DGB-Kongress gegen Rassismus im Aachener Tivoli

Foto: Martin Lässig

18.05.2015

„Man kann die Gegenwart nicht verstehen, wenn man die Geschichte nicht kennt.“ Mit diesen wahren und gewichtigen Worten leitete Andreas Meyer-Lauber, Vorsitzender des DGB NRW, die Konferenz ein und erinnerte damit im Jahr 2015 an die Befreiung Aachens und ganz Deutschlands vom Nationalsozialismus vor 70 Jahren. „Respekt statt Ressentiments – Menschenfeindlichen Ideologien entgegentreten“ lautete der Titel des nun schon zum vierten Mal organisierten Kongresses von DGB NRW und DGB Bildungswerk NRW.

Andreas Meyer-Lauber konnte am 25. April in den Konferenzräumlichkeiten des Stadions von Alemannia Aachen rund 200 interessierte Kolleginnen und Kollegen begrüßen. Ausgehend vom historischen Kontext ging der Vorsitzende auf aktuelle Tendenzen ein – die Denkfiguren Pegidas seien schrill und krankhaft, die AfD propagiere lediglich Abschottung. Dabei gelte es vielmehr Solidarität mit den Schwächsten, den Flüchtlingen, zu zeigen: „Die Würde des Menschen ist unantastbar: Wer in Seenot gerät, muss gerettet werden, und wer flüchtet, hat ein Recht darauf, wie ein Mensch behandelt zu werden!“ Stolz war Meyer-Lauber auf das Engagement der Jugend. Die DGB-Jugend NRW hatte am Vorabend der Veranstaltung vor dem Aachener Rathaus ein Banner mit Aufschrift: „Refugees welcome!“ ausgerollt. Eine tolle Aktion, um die Öffentlichkeit für dieses Thema zu sensibilisieren, was auf dem gut besuchten Rathausplatz auch gelang.

Im Anschluss folgte ein lebhafter Vortrag von Prof. Dr. Beate Küpper (Hochschule Niederrhein). Sie legte anschaulich dar, wie Vorurteile historisch gewachsen sind, und wie weit sie heute noch in der Bevölkerung verbreitet sind. Im Kern stehe immer eine Ideologie der Ungleichwertigkeit. Dass rechtspopulistische Diskurse wieder „sagbar“ seien, sei eine Gefahr, denn „die Erosion von sozialen Normen ist das erste Einfallstor für Rassismus“, erklärte die Wissenschaftlerin, die u. a. an der Studie „Fragile Mitte“ der Friedrich-Ebert-Stiftung mitgewirkt hatte (siehe Aktiv Dezember 2014 / Januar 2015).
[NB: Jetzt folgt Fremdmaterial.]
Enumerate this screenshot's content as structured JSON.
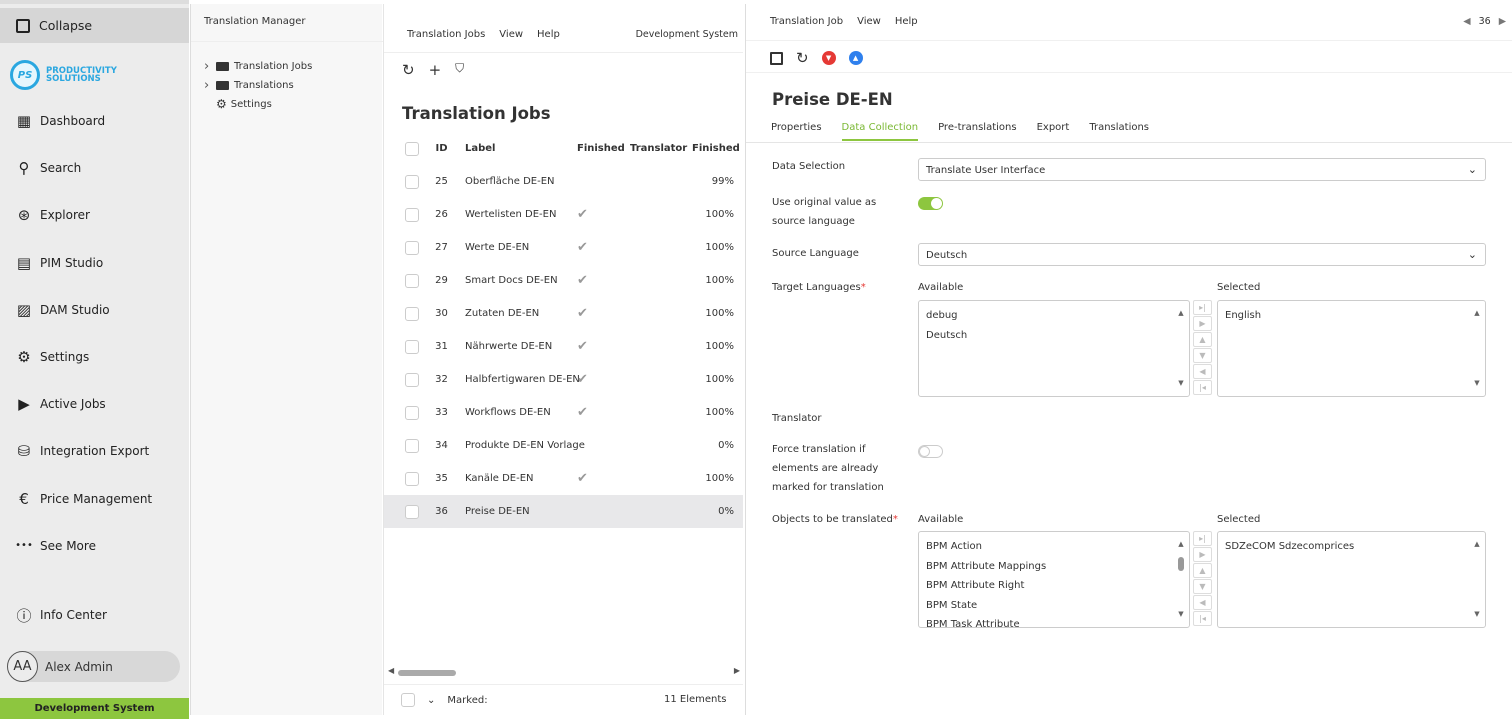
{
  "sidebar": {
    "collapse": "Collapse",
    "logo": {
      "mark": "PS",
      "line1": "PRODUCTIVITY",
      "line2": "SOLUTIONS"
    },
    "items": [
      {
        "label": "Dashboard",
        "icon": "dashboard-icon",
        "glyph": "▦"
      },
      {
        "label": "Search",
        "icon": "search-icon",
        "glyph": "⚲"
      },
      {
        "label": "Explorer",
        "icon": "explorer-icon",
        "glyph": "⊛"
      },
      {
        "label": "PIM Studio",
        "icon": "pim-icon",
        "glyph": "▤"
      },
      {
        "label": "DAM Studio",
        "icon": "image-icon",
        "glyph": "▨"
      },
      {
        "label": "Settings",
        "icon": "gear-icon",
        "glyph": "⚙"
      },
      {
        "label": "Active Jobs",
        "icon": "play-icon",
        "glyph": "▶"
      },
      {
        "label": "Integration Export",
        "icon": "database-export-icon",
        "glyph": "⛁"
      },
      {
        "label": "Price Management",
        "icon": "euro-icon",
        "glyph": "€"
      },
      {
        "label": "See More",
        "icon": "more-icon",
        "glyph": "•••"
      }
    ],
    "info": "Info Center",
    "user": {
      "initials": "AA",
      "name": "Alex Admin"
    },
    "env": "Development System"
  },
  "tree": {
    "title": "Translation Manager",
    "items": [
      {
        "label": "Translation Jobs",
        "expandable": true
      },
      {
        "label": "Translations",
        "expandable": true
      },
      {
        "label": "Settings",
        "expandable": false
      }
    ]
  },
  "list": {
    "menu": [
      "Translation Jobs",
      "View",
      "Help"
    ],
    "env": "Development System",
    "title": "Translation Jobs",
    "columns": [
      "ID",
      "Label",
      "Finished",
      "Translator",
      "Finished"
    ],
    "rows": [
      {
        "id": "25",
        "label": "Oberfläche DE-EN",
        "finished": false,
        "pct": "99%"
      },
      {
        "id": "26",
        "label": "Wertelisten DE-EN",
        "finished": true,
        "pct": "100%"
      },
      {
        "id": "27",
        "label": "Werte DE-EN",
        "finished": true,
        "pct": "100%"
      },
      {
        "id": "29",
        "label": "Smart Docs DE-EN",
        "finished": true,
        "pct": "100%"
      },
      {
        "id": "30",
        "label": "Zutaten DE-EN",
        "finished": true,
        "pct": "100%"
      },
      {
        "id": "31",
        "label": "Nährwerte DE-EN",
        "finished": true,
        "pct": "100%"
      },
      {
        "id": "32",
        "label": "Halbfertigwaren DE-EN",
        "finished": true,
        "pct": "100%"
      },
      {
        "id": "33",
        "label": "Workflows DE-EN",
        "finished": true,
        "pct": "100%"
      },
      {
        "id": "34",
        "label": "Produkte DE-EN Vorlage",
        "finished": false,
        "pct": "0%"
      },
      {
        "id": "35",
        "label": "Kanäle DE-EN",
        "finished": true,
        "pct": "100%"
      },
      {
        "id": "36",
        "label": "Preise DE-EN",
        "finished": false,
        "pct": "0%",
        "selected": true
      }
    ],
    "marked": "Marked:",
    "count": "11 Elements"
  },
  "detail": {
    "menu": [
      "Translation Job",
      "View",
      "Help"
    ],
    "pager": "36",
    "title": "Preise DE-EN",
    "tabs": [
      "Properties",
      "Data Collection",
      "Pre-translations",
      "Export",
      "Translations"
    ],
    "active_tab": "Data Collection",
    "data_selection": {
      "label": "Data Selection",
      "value": "Translate User Interface"
    },
    "use_original": {
      "label": "Use original value as source language",
      "on": true
    },
    "source": {
      "label": "Source Language",
      "value": "Deutsch"
    },
    "targets": {
      "label": "Target Languages",
      "available_label": "Available",
      "selected_label": "Selected",
      "available": [
        "debug",
        "Deutsch"
      ],
      "selected": [
        "English"
      ]
    },
    "translator": {
      "label": "Translator"
    },
    "force": {
      "label": "Force translation if elements are already marked for translation",
      "on": false
    },
    "objects": {
      "label": "Objects to be translated",
      "available_label": "Available",
      "selected_label": "Selected",
      "available": [
        "BPM Action",
        "BPM Attribute Mappings",
        "BPM Attribute Right",
        "BPM State",
        "BPM Task Attribute"
      ],
      "selected": [
        "SDZeCOM Sdzecomprices"
      ]
    },
    "colors": {
      "accent": "#8dc63f",
      "required": "#e53935",
      "down": "#e53935",
      "up": "#2f80ed"
    }
  }
}
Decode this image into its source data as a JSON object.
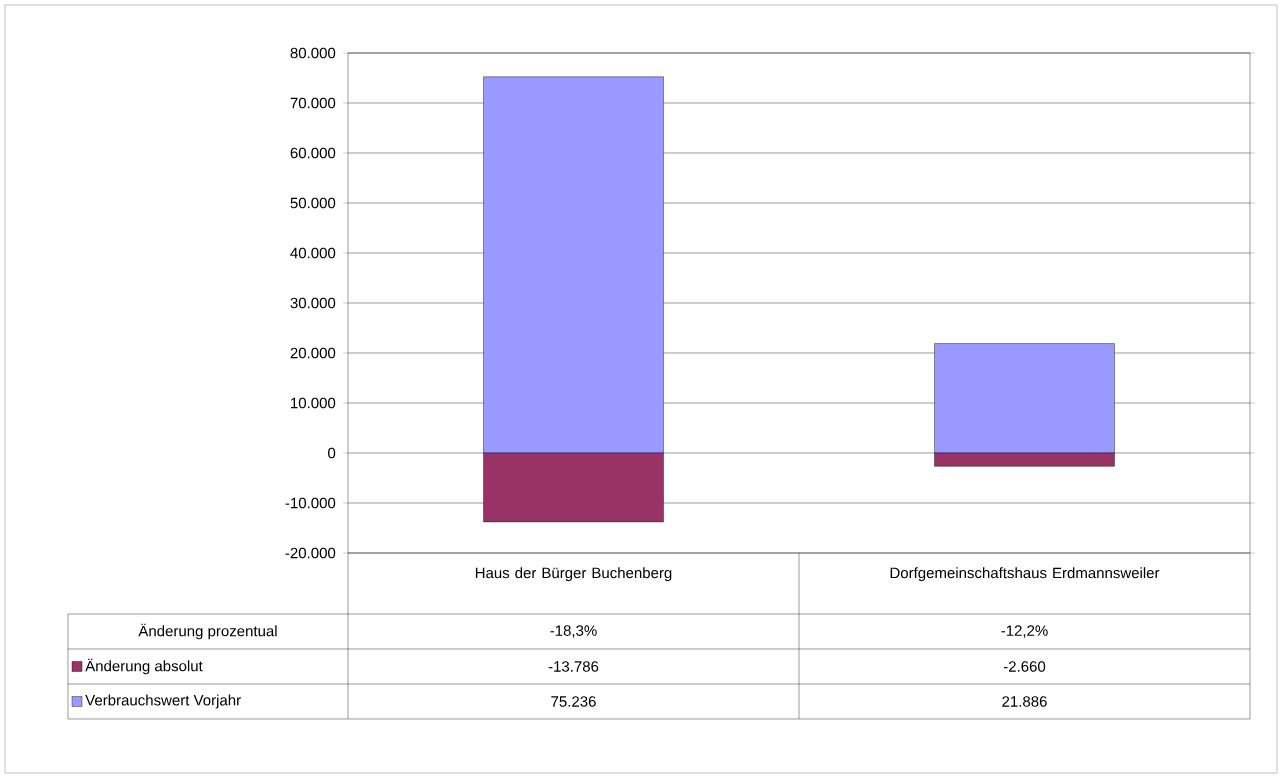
{
  "chart_data": {
    "type": "bar",
    "stacked": true,
    "categories": [
      "Haus der Bürger Buchenberg",
      "Dorfgemeinschaftshaus Erdmannsweiler"
    ],
    "series": [
      {
        "name": "Änderung absolut",
        "color": "#993366",
        "values": [
          -13786,
          -2660
        ],
        "value_labels": [
          "-13.786",
          "-2.660"
        ]
      },
      {
        "name": "Verbrauchswert Vorjahr",
        "color": "#9999ff",
        "values": [
          75236,
          21886
        ],
        "value_labels": [
          "75.236",
          "21.886"
        ]
      }
    ],
    "ylim": [
      -20000,
      80000
    ],
    "yticks": [
      {
        "value": -20000,
        "label": "-20.000"
      },
      {
        "value": -10000,
        "label": "-10.000"
      },
      0,
      {
        "value": 10000,
        "label": "10.000"
      },
      {
        "value": 20000,
        "label": "20.000"
      },
      {
        "value": 30000,
        "label": "30.000"
      },
      {
        "value": 40000,
        "label": "40.000"
      },
      {
        "value": 50000,
        "label": "50.000"
      },
      {
        "value": 60000,
        "label": "60.000"
      },
      {
        "value": 70000,
        "label": "70.000"
      },
      {
        "value": 80000,
        "label": "80.000"
      }
    ],
    "grid": "y",
    "legend": "bottom",
    "annotations": [
      "Änderung prozentual",
      "-18,3%",
      "-12,2%"
    ]
  }
}
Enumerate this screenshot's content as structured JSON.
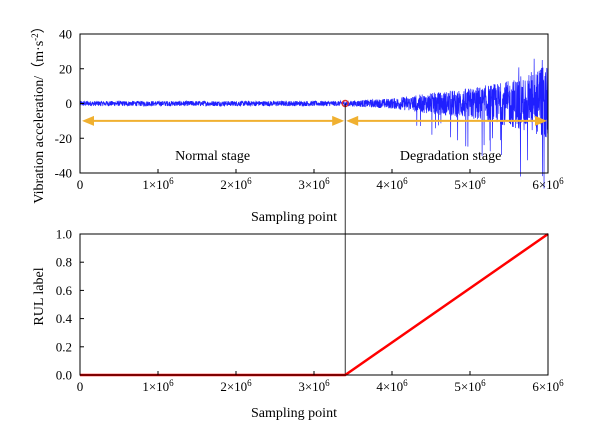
{
  "colors": {
    "signal": "#1f1fff",
    "rul": "#ff0000",
    "arrow": "#f0b030",
    "marker": "#e03030",
    "axis": "#000000",
    "divider": "#000000"
  },
  "chart_data": [
    {
      "type": "line",
      "name": "vibration",
      "title": "",
      "xlabel": "Sampling point",
      "ylabel": "Vibration acceleration/（m·s-2）",
      "ylabel_parts": {
        "main": "Vibration acceleration/（m·s",
        "sup": "-2",
        "close": "）"
      },
      "xlim": [
        0,
        6000000
      ],
      "ylim": [
        -40,
        40
      ],
      "yticks": [
        -40,
        -20,
        0,
        20,
        40
      ],
      "xticks": [
        0,
        1000000,
        2000000,
        3000000,
        4000000,
        5000000,
        6000000
      ],
      "xtick_labels": [
        {
          "value": 0,
          "base": "0",
          "exp": ""
        },
        {
          "value": 1000000,
          "base": "1×10",
          "exp": "6"
        },
        {
          "value": 2000000,
          "base": "2×10",
          "exp": "6"
        },
        {
          "value": 3000000,
          "base": "3×10",
          "exp": "6"
        },
        {
          "value": 4000000,
          "base": "4×10",
          "exp": "6"
        },
        {
          "value": 5000000,
          "base": "5×10",
          "exp": "6"
        },
        {
          "value": 6000000,
          "base": "6×10",
          "exp": "6"
        }
      ],
      "stage_split": 3400000,
      "normal_amplitude": 1.5,
      "degradation_envelope": [
        {
          "x": 3400000,
          "amp": 1.5
        },
        {
          "x": 4000000,
          "amp": 3
        },
        {
          "x": 4500000,
          "amp": 6
        },
        {
          "x": 5000000,
          "amp": 9
        },
        {
          "x": 5500000,
          "amp": 13
        },
        {
          "x": 6000000,
          "amp": 22
        }
      ],
      "arrow_y": -10,
      "annotations": {
        "normal_stage": "Normal stage",
        "degradation_stage": "Degradation stage"
      }
    },
    {
      "type": "line",
      "name": "rul",
      "title": "",
      "xlabel": "Sampling point",
      "ylabel": "RUL label",
      "xlim": [
        0,
        6000000
      ],
      "ylim": [
        0,
        1.0
      ],
      "yticks": [
        0.0,
        0.2,
        0.4,
        0.6,
        0.8,
        1.0
      ],
      "ytick_labels": [
        "0.0",
        "0.2",
        "0.4",
        "0.6",
        "0.8",
        "1.0"
      ],
      "xtick_labels": [
        {
          "value": 0,
          "base": "0",
          "exp": ""
        },
        {
          "value": 1000000,
          "base": "1×10",
          "exp": "6"
        },
        {
          "value": 2000000,
          "base": "2×10",
          "exp": "6"
        },
        {
          "value": 3000000,
          "base": "3×10",
          "exp": "6"
        },
        {
          "value": 4000000,
          "base": "4×10",
          "exp": "6"
        },
        {
          "value": 5000000,
          "base": "5×10",
          "exp": "6"
        },
        {
          "value": 6000000,
          "base": "6×10",
          "exp": "6"
        }
      ],
      "series": [
        {
          "name": "RUL label",
          "x": [
            0,
            3400000,
            6000000
          ],
          "y": [
            0.0,
            0.0,
            1.0
          ]
        }
      ]
    }
  ]
}
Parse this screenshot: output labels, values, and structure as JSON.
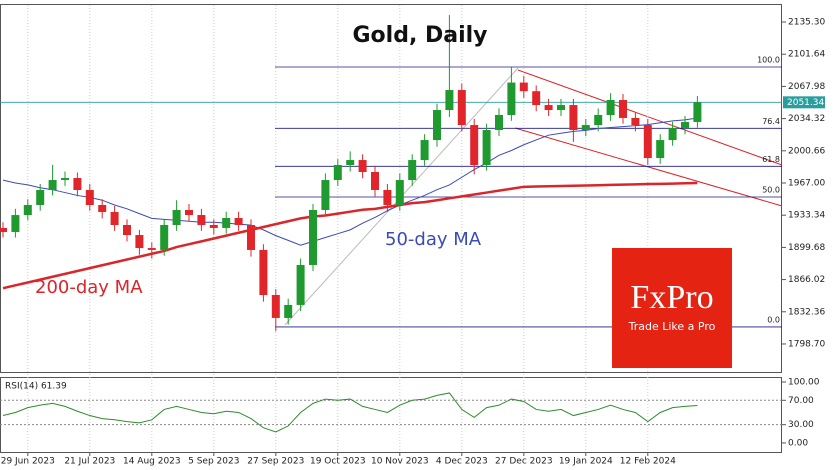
{
  "chart_data": [
    {
      "type": "candlestick",
      "title": "Gold, Daily",
      "categories": [
        null,
        null,
        "29 Jun 2023",
        null,
        null,
        null,
        null,
        "21 Jul 2023",
        null,
        null,
        null,
        null,
        "14 Aug 2023",
        null,
        null,
        null,
        null,
        "5 Sep 2023",
        null,
        null,
        null,
        null,
        "27 Sep 2023",
        null,
        null,
        null,
        null,
        "19 Oct 2023",
        null,
        null,
        null,
        null,
        "10 Nov 2023",
        null,
        null,
        null,
        null,
        "4 Dec 2023",
        null,
        null,
        null,
        null,
        "27 Dec 2023",
        null,
        null,
        null,
        null,
        "19 Jan 2024",
        null,
        null,
        null,
        null,
        "12 Feb 2024",
        null,
        null,
        null,
        null
      ],
      "open": [
        1920.0,
        1915.8,
        1933.5,
        1944.0,
        1959.7,
        1970.1,
        1972.2,
        1959.7,
        1944.0,
        1936.7,
        1923.1,
        1912.6,
        1899.0,
        1897.0,
        1923.1,
        1938.8,
        1933.5,
        1923.1,
        1920.0,
        1930.4,
        1923.1,
        1897.0,
        1849.9,
        1825.9,
        1839.5,
        1881.3,
        1938.8,
        1970.1,
        1985.8,
        1991.0,
        1978.5,
        1959.7,
        1944.0,
        1970.1,
        1991.0,
        2011.9,
        2043.3,
        2064.2,
        2027.6,
        1985.8,
        2022.4,
        2038.1,
        2072.0,
        2063.0,
        2048.5,
        2043.3,
        2048.5,
        2022.4,
        2027.6,
        2038.1,
        2053.8,
        2035.0,
        2027.6,
        1993.1,
        2011.9,
        2024.5,
        2030.8
      ],
      "high": [
        1926,
        1940,
        1950,
        1966,
        1986,
        1979,
        1978,
        1966,
        1950,
        1943,
        1929,
        1918,
        1905,
        1929,
        1949,
        1945,
        1940,
        1929,
        1937,
        1937,
        1929,
        1903,
        1856,
        1846,
        1888,
        1945,
        1977,
        1992,
        2000,
        1997,
        1985,
        1966,
        1977,
        1997,
        2018,
        2050,
        2142.6,
        2071,
        2034,
        2029,
        2045,
        2088,
        2079,
        2069,
        2055,
        2055,
        2055,
        2034,
        2045,
        2061,
        2060,
        2041,
        2034,
        2018,
        2031,
        2037,
        2058
      ],
      "low": [
        1910,
        1910,
        1928,
        1938,
        1954,
        1964,
        1953,
        1938,
        1930,
        1917,
        1906,
        1892,
        1888,
        1891,
        1917,
        1927,
        1917,
        1913,
        1914,
        1917,
        1890,
        1843,
        1812,
        1819,
        1833,
        1875,
        1932,
        1964,
        1979,
        1972,
        1953,
        1937,
        1938,
        1964,
        1985,
        2005,
        2036,
        2021,
        1976,
        1980,
        2016,
        2032,
        2056,
        2042,
        2037,
        2037,
        2010,
        2016,
        2021,
        2032,
        2029,
        2021,
        1986,
        1987,
        2006,
        2018,
        2025
      ],
      "close": [
        1915.8,
        1933.5,
        1944.0,
        1959.7,
        1970.1,
        1972.2,
        1959.7,
        1944.0,
        1936.7,
        1923.1,
        1912.6,
        1899.0,
        1897.0,
        1923.1,
        1938.8,
        1933.5,
        1923.1,
        1920.0,
        1930.4,
        1923.1,
        1897.0,
        1849.9,
        1825.9,
        1839.5,
        1881.3,
        1938.8,
        1970.1,
        1985.8,
        1991.0,
        1978.5,
        1959.7,
        1944.0,
        1970.1,
        1991.0,
        2011.9,
        2043.3,
        2064.2,
        2027.6,
        1985.8,
        2022.4,
        2038.1,
        2072.0,
        2063.0,
        2048.5,
        2043.3,
        2048.5,
        2022.4,
        2027.6,
        2038.1,
        2053.8,
        2035.0,
        2027.6,
        1993.1,
        2011.9,
        2024.5,
        2030.8,
        2051.3
      ],
      "up_color": "#1f9a2e",
      "down_color": "#e0262b",
      "series": [
        {
          "name": "50-day MA",
          "color": "#3b4bb5",
          "values": [
            1970,
            1967,
            1965,
            1962,
            1960,
            1957,
            1954,
            1952,
            1949,
            1944,
            1940,
            1935,
            1930,
            1929,
            1928,
            1927,
            1926,
            1926,
            1925,
            1924,
            1923,
            1918,
            1912,
            1907,
            1902,
            1906,
            1910,
            1914,
            1918,
            1925,
            1931,
            1938,
            1944,
            1949,
            1954,
            1960,
            1965,
            1973,
            1981,
            1988,
            1996,
            2001,
            2007,
            2012,
            2017,
            2019,
            2021,
            2022,
            2024,
            2025,
            2026,
            2027,
            2028,
            2030,
            2032,
            2033,
            2035
          ]
        },
        {
          "name": "200-day MA",
          "color": "#d9262b",
          "values": [
            1857,
            1860,
            1863,
            1866,
            1869,
            1872,
            1875,
            1878,
            1881,
            1884,
            1887,
            1890,
            1893,
            1896,
            1900,
            1903,
            1906,
            1909,
            1912,
            1915,
            1918,
            1921,
            1924,
            1927,
            1930,
            1932,
            1933,
            1935,
            1937,
            1939,
            1940,
            1942,
            1944,
            1946,
            1947,
            1949,
            1951,
            1953,
            1955,
            1957,
            1959,
            1961,
            1963,
            1963.3,
            1963.6,
            1963.9,
            1964.1,
            1964.4,
            1964.7,
            1965,
            1965.3,
            1965.6,
            1965.9,
            1966.1,
            1966.4,
            1966.7,
            1967
          ]
        }
      ],
      "current_price": 2051.34,
      "fib_range": [
        1816.5,
        2088.3
      ],
      "fib_levels": [
        {
          "value": 100,
          "label": "100.0"
        },
        76.4,
        61.8,
        {
          "value": 50,
          "label": "50.0"
        },
        {
          "value": 0,
          "label": "0.0"
        }
      ],
      "ylim": [
        1769.4,
        2153.1
      ],
      "yticks": [
        {
          "value": 2135.3,
          "label": "2135.30"
        },
        2101.64,
        2067.98,
        2034.32,
        2000.66,
        {
          "value": 1967,
          "label": "1967.00"
        },
        1933.34,
        1899.68,
        1866.02,
        1832.36,
        {
          "value": 1798.7,
          "label": "1798.70"
        }
      ]
    },
    {
      "type": "line",
      "title": "RSI(14) 61.39",
      "color": "#2e8b2e",
      "values": [
        45,
        50,
        58,
        62,
        65,
        60,
        52,
        45,
        40,
        38,
        35,
        33,
        38,
        55,
        60,
        55,
        50,
        48,
        52,
        50,
        40,
        25,
        18,
        28,
        50,
        65,
        72,
        70,
        72,
        60,
        55,
        50,
        62,
        70,
        72,
        78,
        82,
        55,
        42,
        58,
        62,
        72,
        68,
        55,
        52,
        55,
        45,
        50,
        55,
        62,
        55,
        50,
        35,
        50,
        58,
        60,
        61.39
      ],
      "levels": [
        70,
        30
      ],
      "ylim": [
        -14.8,
        108.2
      ],
      "yticks": [
        {
          "value": 100,
          "label": "100.00"
        },
        {
          "value": 70,
          "label": "70.00"
        },
        {
          "value": 30,
          "label": "30.00"
        },
        {
          "value": 0,
          "label": "0.00"
        }
      ]
    }
  ],
  "logo": {
    "name": "FxPro",
    "tagline": "Trade Like a Pro"
  }
}
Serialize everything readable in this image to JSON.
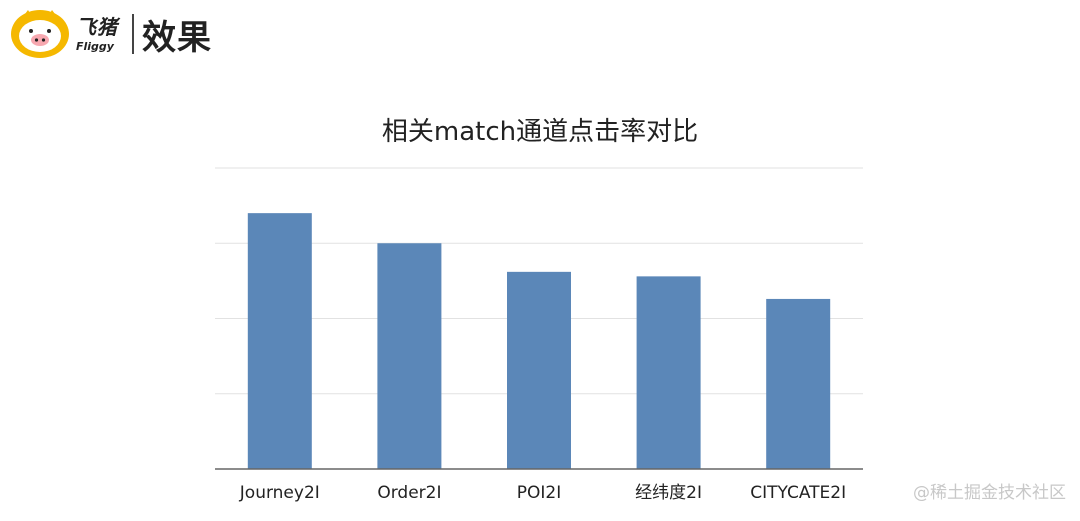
{
  "header": {
    "brand_cn": "飞猪",
    "brand_en": "Fliggy",
    "title": "效果",
    "accent_color": "#f5b800"
  },
  "watermark": "@稀土掘金技术社区",
  "chart_data": {
    "type": "bar",
    "title": "相关match通道点击率对比",
    "categories": [
      "Journey2I",
      "Order2I",
      "POI2I",
      "经纬度2I",
      "CITYCATE2I"
    ],
    "values": [
      0.85,
      0.75,
      0.655,
      0.64,
      0.565
    ],
    "ylim": [
      0,
      1
    ],
    "grid": true,
    "y_tick_labels_shown": false,
    "bar_color": "#5b87b8",
    "grid_color": "#e2e2e2",
    "axis_color": "#666666"
  }
}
Nach diesem wissenschaftlichen Input, der vor allem gängige Ressentiments in der Breite der Gesellschaft beleuchtete, ging es in den drei Workshops um die extremen Formen der Menschenfeindlichkeit. Während im ersten Forum die Methoden der Neonazis auf der Straße wie im Stadion thematisiert wurden, konnten sich die Teilnehmer im zweiten Workshop zum Rechtspopulismus von AfD und Pegida informieren. Im dritten Seminar referierte die renommierte Islamwissenschaftlerin Lamya Kaddor zum radikalen Salafismus. Man ging der Frage nach, warum junge Menschen in den Dschihad ziehen. Faktoren wie Orientierungslosigkeit, die Suche nach Gemeinschaftsgefühl und Anerkennung, sowie Ausgrenzung stellten dabei wiederkehrende Muster dar, erklärte die Islam-Expertin Kaddor. Insgesamt machte der Kongress einmal mehr deutlich, dass es zwar Gegner der Demokratie gibt, aber eben auch eine starke, solidarische, weltoffene Gewerkschaftsbewegung.